Matthias, an oak man

Killed bird

Killed deer

Killed bear

It is never not hunting season

For the oldest

Elijah, a changing face

There is no true Elijah

Only the mask

That gives him

Matthias’s twigs

White-barked

With one thousand eyes

Vermeer, the willow

Made of softness

Hardened by his

Brothers’ sap

Mosquito frozen

In amber, already

 

The brothers are silent, but their eyes scream and howl. Rebecka watches them and they communicate through irises. Matthias’s eyes are blue, sapphire beauties Rebecka has always envied. Elijah’s are green like emeralds and sunlight through leaves. Vermeer’s is like frost, crumbling walls, and dust—gray and lovely.

 

Sapphire: writing, again?

Emerald: yeah, are you writing again?

 

Brown: yes.

 

Sapphire: words are useless.

Emerald: yeah.

Frost: yeah.

 

Brown: leave me alone.

 

Sapphire: you think you’re better than us?

 

Rebecka looks away and the red hands crawl their way further up her body, stinging like acid rain. Her mother heads towards the kitchen and calls for one of her children to let father know that dinner is ready. Rebecka looks at her brothers and they run upstairs, silently.

 

There is no difference between outside and inside in her father’s room. Tree branches break through moist wooden walls and the floor is like a river bank. There are so many bullets.

 

“Mom says dinner’s ready,” she says. She picks up a massive soft-point bullet the size of her palm.

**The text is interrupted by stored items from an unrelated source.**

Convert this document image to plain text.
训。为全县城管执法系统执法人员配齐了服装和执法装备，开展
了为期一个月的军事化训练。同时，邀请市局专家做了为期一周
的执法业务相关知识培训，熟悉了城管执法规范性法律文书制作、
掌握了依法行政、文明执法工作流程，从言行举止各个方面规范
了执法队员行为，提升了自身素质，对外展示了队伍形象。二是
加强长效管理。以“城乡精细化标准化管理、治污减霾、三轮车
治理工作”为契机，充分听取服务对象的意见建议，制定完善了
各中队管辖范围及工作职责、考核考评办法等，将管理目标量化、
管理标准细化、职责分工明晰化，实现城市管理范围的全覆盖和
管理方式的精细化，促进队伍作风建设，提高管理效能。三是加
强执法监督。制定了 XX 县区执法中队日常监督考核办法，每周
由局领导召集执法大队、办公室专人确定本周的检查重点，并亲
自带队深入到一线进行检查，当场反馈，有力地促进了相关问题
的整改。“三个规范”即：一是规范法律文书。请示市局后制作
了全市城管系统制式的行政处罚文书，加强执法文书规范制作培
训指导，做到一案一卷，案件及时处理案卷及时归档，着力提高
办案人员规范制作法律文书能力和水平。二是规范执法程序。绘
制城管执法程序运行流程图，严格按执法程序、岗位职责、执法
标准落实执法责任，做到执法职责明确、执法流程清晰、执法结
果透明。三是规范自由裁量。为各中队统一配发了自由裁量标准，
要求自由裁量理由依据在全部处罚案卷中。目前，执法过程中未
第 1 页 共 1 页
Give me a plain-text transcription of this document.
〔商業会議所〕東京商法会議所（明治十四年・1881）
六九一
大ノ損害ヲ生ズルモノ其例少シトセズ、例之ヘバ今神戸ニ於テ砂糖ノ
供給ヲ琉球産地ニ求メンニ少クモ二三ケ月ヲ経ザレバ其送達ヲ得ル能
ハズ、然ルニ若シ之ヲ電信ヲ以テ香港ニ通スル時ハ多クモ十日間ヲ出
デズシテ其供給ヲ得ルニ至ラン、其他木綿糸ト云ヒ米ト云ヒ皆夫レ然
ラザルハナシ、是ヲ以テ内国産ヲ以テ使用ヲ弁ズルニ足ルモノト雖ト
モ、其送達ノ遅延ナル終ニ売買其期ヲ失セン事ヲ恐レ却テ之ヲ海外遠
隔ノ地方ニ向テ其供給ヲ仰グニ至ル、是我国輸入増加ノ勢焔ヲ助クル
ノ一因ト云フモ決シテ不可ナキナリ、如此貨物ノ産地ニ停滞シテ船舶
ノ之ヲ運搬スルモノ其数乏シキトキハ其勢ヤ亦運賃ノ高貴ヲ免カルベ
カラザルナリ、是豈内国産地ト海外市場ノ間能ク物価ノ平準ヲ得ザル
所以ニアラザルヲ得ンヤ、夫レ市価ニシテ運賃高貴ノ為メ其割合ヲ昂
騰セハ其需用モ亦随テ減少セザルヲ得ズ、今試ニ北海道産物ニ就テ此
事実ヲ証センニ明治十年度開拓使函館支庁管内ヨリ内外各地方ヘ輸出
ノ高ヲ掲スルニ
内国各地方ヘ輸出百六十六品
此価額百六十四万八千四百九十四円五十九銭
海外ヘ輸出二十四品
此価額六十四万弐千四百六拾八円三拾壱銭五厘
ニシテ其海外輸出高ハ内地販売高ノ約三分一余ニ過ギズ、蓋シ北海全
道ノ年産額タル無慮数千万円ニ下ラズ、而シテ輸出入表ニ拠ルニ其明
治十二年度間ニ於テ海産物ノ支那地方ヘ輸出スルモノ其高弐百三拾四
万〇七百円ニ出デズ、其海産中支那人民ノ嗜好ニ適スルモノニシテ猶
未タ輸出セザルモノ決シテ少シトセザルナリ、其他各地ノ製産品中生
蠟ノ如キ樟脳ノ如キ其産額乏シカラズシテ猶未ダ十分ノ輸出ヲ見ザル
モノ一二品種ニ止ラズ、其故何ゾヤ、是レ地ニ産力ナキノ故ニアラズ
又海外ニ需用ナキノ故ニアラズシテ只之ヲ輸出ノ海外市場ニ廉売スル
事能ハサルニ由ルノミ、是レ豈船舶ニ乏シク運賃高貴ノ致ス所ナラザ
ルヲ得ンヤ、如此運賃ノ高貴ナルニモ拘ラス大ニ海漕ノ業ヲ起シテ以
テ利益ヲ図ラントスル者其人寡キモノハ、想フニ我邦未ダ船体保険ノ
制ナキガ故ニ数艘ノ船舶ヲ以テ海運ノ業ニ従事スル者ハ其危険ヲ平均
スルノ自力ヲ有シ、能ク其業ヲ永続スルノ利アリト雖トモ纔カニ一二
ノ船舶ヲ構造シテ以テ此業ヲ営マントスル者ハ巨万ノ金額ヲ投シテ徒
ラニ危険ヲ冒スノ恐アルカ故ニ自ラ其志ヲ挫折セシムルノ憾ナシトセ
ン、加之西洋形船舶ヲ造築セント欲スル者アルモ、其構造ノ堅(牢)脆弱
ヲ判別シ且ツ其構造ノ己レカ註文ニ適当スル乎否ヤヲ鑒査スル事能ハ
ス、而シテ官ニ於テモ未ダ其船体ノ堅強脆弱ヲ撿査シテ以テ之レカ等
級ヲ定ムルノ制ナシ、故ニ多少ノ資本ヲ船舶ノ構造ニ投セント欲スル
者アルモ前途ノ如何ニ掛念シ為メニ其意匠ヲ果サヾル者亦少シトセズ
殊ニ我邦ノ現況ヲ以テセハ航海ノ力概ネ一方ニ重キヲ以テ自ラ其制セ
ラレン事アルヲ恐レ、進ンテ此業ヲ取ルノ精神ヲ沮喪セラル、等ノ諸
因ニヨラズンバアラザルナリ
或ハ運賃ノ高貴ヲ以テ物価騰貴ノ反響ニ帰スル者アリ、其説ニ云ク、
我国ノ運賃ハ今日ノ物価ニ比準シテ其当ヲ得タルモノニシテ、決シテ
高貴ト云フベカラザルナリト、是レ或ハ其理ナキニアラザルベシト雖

Her reflection distorted, she tries smiling.

 

Metal pills

Metal shelling and

Dark powder. His

Back arched over

Design and round

Things, cold eggs

Never hatching

 

 

Dinner sits inside Rebecka’s acidic stomach as the other girls dance around the fire, a raging red monster. Men and boys sit, weak bricks of dirt compressed underneath their heavy metal weights, and slap their drums, bored. Everyone has red hands now, painted on their thighs and crawling up their pale bodies to slap their bloodless cheeks.